Having the concrete values of x and y can be really helpful to debug a failing test and avoid adding a lot of io.debug() and navigate through a messy output to see what went wrong.

Example 4

// A test that calls some helpers that carry out the assertions
test db_queries() {
  // Reuse the same connection throughout multiple tests
  use connection <- with_dummy_connection
  test_query_1(connection)
  test_query_2(connection)
  test_query_3(connection)
}

fn with_dummy_connection(cont: fn(sql.Connection) -> Nil) -> Nil {
    let connection = ...
    cont(connection)
}

fn test_query_1(connection) {
  let assert Ok(result) = connection |> sql.run("query")
  // Any other kind of assertion on the result...
}

// the other test_query functions I couldn't be bothered sketching out

Here the output could be:

✗ sql_test > db_queries
  ↳ failed calling test_query_2(<connection printed as a string>)
    let assert Ok(result) == Error(QuerySyntaxError(...))

     ┆
  15 │ fn test_query_1(connection) {
  16 │   let assert Ok(result) == connection |> sql.run("query")
     │   ^^^^^^^^^^ failing assertion
     ┊

    sql.run was called with
    connection = <connection printed as a string>

// Here the second argument to sql.run (i.e. "query") is not shown since
// it is a literal value already shown in the source preview

The possibility to also use let assert to pattern match on a structure and still get nice error messages and diffs would be really sweet.
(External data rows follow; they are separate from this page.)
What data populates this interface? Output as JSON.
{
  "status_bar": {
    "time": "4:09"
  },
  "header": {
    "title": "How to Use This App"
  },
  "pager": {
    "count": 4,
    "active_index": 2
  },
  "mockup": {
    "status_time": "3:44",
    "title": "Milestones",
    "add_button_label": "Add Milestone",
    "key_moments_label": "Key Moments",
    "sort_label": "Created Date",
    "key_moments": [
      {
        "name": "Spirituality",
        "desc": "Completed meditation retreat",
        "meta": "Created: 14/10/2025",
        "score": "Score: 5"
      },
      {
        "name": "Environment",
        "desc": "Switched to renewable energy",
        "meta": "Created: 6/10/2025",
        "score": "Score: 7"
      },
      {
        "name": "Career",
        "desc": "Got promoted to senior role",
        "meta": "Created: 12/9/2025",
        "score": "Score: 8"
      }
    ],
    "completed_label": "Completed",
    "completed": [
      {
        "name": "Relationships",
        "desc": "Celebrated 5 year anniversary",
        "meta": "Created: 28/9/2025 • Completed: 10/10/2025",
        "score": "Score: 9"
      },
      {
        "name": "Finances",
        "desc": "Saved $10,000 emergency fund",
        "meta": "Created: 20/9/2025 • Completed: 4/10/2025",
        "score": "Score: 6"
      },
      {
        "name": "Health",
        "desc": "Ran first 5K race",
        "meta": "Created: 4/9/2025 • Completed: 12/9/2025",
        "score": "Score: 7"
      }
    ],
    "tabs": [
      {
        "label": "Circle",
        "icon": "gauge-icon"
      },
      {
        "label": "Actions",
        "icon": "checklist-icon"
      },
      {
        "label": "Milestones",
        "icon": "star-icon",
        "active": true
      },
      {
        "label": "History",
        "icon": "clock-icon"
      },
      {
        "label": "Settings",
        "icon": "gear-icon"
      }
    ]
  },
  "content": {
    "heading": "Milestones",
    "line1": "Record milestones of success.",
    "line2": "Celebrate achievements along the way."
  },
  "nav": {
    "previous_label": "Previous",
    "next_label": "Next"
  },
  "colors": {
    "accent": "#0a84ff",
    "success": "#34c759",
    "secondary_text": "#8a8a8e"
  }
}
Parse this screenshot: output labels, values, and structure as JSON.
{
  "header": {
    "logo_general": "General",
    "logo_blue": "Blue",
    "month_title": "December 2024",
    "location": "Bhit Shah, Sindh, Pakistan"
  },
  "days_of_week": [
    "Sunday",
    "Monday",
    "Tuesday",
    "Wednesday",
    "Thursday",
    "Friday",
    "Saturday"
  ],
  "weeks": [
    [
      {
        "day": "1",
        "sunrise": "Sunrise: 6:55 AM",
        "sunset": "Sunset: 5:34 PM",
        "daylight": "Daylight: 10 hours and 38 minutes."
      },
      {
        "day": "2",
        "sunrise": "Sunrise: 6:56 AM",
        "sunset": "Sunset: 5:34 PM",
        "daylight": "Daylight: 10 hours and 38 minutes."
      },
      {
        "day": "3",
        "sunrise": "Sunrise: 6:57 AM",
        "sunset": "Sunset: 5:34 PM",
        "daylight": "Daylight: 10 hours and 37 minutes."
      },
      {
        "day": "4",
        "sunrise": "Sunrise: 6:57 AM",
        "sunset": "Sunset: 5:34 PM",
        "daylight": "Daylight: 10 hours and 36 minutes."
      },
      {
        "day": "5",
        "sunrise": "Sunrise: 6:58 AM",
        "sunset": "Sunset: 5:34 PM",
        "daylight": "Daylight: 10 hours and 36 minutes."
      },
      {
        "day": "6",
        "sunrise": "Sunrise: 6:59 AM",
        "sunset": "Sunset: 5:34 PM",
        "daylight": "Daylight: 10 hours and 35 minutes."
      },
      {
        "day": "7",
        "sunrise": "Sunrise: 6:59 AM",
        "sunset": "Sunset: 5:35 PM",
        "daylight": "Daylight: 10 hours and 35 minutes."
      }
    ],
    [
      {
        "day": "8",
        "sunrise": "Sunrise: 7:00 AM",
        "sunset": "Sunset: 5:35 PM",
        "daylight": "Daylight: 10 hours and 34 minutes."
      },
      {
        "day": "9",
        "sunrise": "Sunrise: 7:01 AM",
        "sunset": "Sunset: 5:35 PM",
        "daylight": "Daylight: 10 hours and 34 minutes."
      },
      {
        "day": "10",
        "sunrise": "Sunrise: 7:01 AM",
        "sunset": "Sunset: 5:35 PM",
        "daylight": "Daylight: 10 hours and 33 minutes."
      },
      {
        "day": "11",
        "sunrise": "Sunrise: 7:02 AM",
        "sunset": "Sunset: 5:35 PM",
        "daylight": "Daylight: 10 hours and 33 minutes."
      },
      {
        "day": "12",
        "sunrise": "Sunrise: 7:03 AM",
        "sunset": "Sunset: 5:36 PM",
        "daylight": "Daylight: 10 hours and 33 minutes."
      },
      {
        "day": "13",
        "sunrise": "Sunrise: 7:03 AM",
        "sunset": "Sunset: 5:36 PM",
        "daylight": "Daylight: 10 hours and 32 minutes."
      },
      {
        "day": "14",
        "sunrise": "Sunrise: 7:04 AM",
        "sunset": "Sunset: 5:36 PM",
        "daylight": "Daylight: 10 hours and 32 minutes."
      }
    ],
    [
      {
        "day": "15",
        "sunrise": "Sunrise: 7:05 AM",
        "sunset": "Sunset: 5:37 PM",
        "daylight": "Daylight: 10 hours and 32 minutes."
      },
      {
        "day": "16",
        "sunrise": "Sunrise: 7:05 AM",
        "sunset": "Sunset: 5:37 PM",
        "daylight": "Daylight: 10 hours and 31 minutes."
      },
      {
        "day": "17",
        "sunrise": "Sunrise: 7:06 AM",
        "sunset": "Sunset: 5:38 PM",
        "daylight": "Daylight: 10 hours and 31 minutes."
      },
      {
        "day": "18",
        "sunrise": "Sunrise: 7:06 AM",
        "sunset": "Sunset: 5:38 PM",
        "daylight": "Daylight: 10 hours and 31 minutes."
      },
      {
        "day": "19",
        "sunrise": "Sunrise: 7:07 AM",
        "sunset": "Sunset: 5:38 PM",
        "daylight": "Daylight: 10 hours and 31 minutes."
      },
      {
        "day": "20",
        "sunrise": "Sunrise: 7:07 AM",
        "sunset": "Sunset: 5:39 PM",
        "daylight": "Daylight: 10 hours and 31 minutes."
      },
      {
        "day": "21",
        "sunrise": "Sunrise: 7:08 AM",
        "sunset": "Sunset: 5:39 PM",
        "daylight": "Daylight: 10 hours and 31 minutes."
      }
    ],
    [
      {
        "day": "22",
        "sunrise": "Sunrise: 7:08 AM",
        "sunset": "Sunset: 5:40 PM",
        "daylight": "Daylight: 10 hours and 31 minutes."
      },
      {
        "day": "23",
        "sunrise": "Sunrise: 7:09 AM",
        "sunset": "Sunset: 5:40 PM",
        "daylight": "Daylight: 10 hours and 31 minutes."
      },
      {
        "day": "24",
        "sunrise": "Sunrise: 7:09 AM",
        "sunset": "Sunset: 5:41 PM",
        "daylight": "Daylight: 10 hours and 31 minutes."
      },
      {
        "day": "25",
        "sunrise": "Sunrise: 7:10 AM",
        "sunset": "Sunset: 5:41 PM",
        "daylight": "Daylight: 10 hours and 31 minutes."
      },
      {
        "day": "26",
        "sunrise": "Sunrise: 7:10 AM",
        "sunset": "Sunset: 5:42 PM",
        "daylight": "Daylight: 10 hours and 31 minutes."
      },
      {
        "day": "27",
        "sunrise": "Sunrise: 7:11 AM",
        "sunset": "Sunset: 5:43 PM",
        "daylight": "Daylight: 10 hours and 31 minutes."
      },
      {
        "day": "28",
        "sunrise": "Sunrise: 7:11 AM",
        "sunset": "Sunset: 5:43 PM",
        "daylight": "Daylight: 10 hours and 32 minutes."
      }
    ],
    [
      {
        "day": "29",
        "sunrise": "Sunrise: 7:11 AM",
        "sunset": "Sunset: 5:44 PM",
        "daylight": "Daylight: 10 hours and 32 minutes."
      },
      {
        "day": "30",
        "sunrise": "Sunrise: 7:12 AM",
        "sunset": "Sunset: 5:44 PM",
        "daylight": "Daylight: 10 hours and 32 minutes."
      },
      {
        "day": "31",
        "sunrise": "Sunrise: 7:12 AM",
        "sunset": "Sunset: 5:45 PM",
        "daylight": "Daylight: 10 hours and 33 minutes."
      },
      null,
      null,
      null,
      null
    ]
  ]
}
These examples play out kind of nicely but I still have some open questions:

1. What happens if the assertions are in some deeply nested functions? Just showing the last function where the assertion failed may not be helpful. In all these examples the asserting function is simply called and doesn't appear in a deeply nested function call stack
2. What happens with assertions in the user code that may fail during the test execution? Are those failures to be treated and displayed like the failed assertions shown above?

Interaction with a possible panic annotation

I really like Hayleigh proposal for a @panic annotation to mark assertions so here I'm just jotting down some ideas on how it could interact with tests to change the displayed output.

Let's consider once again the third example but with a little twist:

test single_grapheme_operators() {
  [
    #("+", token.Plus),
    #("-", token.Minus),
    #("*", token.Minus),
    #("/", token.Slash),
  ]
  |> list.map2(first_token_is)
}

fn first_token_is(source: String, expected token: Token) {
  let lexer = lexer.new(source)

  @panics("The lexer should have lexed at least one token")
  let assert Ok(next_token, _) = lexer |> lexer.next

  @panics("The lexer lexed a different token from what was expected")
  assert token == next_token
}

That could be used to enrich the failing test output with some explanatory message to get a better feeling of what the assertion was trying to assert:

✗ lexer_test > single_grapheme_operators
  ↳ failed calling first_token_is("*", token.Minus)
    assert token.Minus == token.Star

     ┆
  10 │ fn first_token_is(source: String, expected token: Token) {
     ┆
  14 │   assert token == next_token
     │   ^^^^^^ The lexer lexed a different token from what was expected
     ┊

Concurrent/sequential test running

My idea is that any test function is assumed to be independent from any other and can be run concurrently. A way to force sequential execution would simply be to wrap many asserting function calls inside a single test function like I showed in example 4.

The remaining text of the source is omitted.